Sub-Saharan Africa requires US $ 425 billion additional funding over the next five years to recover ground lost during the COVID-19 crisis. The April 2021 Regional Economic Outlook for Sub Sahara Africa by the International Monetary Fund (IMF) paints this grim picture.
According to a bulletin by IMF, sub-Saharan Africa’s funding needs will be discussed at the forthcoming High-Level International Summit on Financing for Africa.
The Fund said Sub-Saharan Africa is faced with a second wave of COVID-19, which is more severe than the first. It is feared that the region could experience more outbreaks if access to vaccines remains limited.
The Fund said many of these sub-Sahara Africa countries have limited financial resources and will struggle to vaccinate frontline healthcare workers. Few will achieve the required vaccination coverage before 2023.
The IMF report says many countries in sub-Saharan Africa have entered the second wave of COVID-19 pandemic with weak financial buffers.
Sub-Sahara Africa to record slowest growth in 2021
Sub-Sahara Africa is thus expected to record the slowest growth in 2021, after contracting by 1.9% in 2020.

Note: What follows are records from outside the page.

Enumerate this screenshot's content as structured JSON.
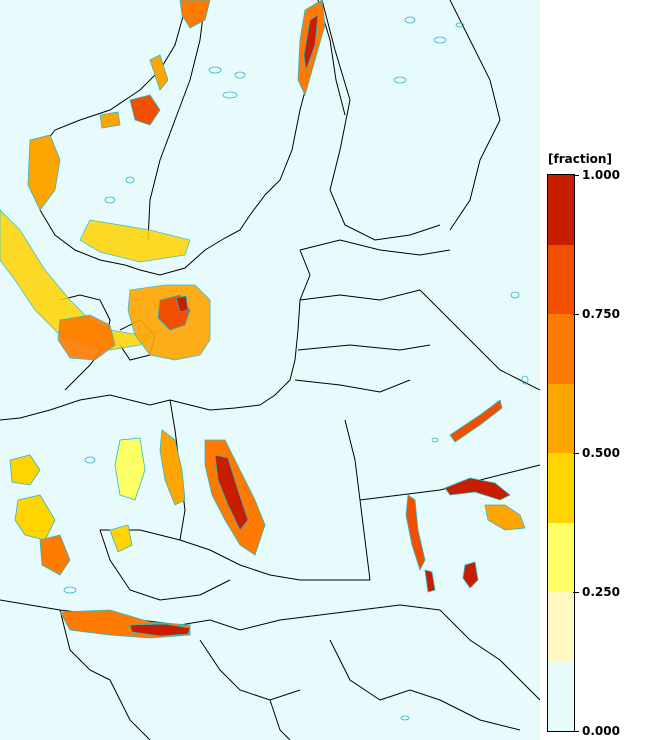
{
  "map": {
    "background_color": "#e8fbfc",
    "contour_color": "#2bb7c7",
    "border_color": "#000000"
  },
  "legend": {
    "unit_label": "[fraction]",
    "tick_labels": [
      "1.000",
      "0.750",
      "0.500",
      "0.250",
      "0.000"
    ],
    "tick_values": [
      1.0,
      0.75,
      0.5,
      0.25,
      0.0
    ],
    "color_bins": [
      {
        "from": 0.0,
        "to": 0.125,
        "color": "#e8fbfc"
      },
      {
        "from": 0.125,
        "to": 0.25,
        "color": "#fff8c0"
      },
      {
        "from": 0.25,
        "to": 0.375,
        "color": "#ffff66"
      },
      {
        "from": 0.375,
        "to": 0.5,
        "color": "#ffd400"
      },
      {
        "from": 0.5,
        "to": 0.625,
        "color": "#ffa500"
      },
      {
        "from": 0.625,
        "to": 0.75,
        "color": "#ff7a00"
      },
      {
        "from": 0.75,
        "to": 0.875,
        "color": "#f24e00"
      },
      {
        "from": 0.875,
        "to": 1.0,
        "color": "#c81e00"
      }
    ]
  }
}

According to the IMF forecast, many sub-Saharan African countries will not recover to 2019 levels until 2022. In many of these counties, per capita incomes will not return to pre-crisis levels until 2025.
More positively, an accelerated vaccine rollout—or a swift, cooperative, and equitable global distribution—could boost the region’s near-term prospects.
For most countries, the cost of vaccinating 60 per cent of the population will be sizable—representing an increase of up to 50 per cent in existing health spending.
On debt, seventeen countries in sub-Sahara Africa were either in debt distress or at high risk of distress in 2020, one more than before the crisis—these countries include several small or fragile states and represent about one-quarter of the region’s GDP, or 17 per cent of the region’s debt stock.
In this regard, the Group of Twenty (G20) Debt Service Suspension Initiative has delivered valuable liquidity support, providing $1.8 billion in assistance from June–December 2020, and offering $4.8 billion in potential savings over January–June 2021.
Nonetheless, some countries may need further assistance. However, despite scarring from the crisis, sub-Saharan Africa’s potential is still undeniable.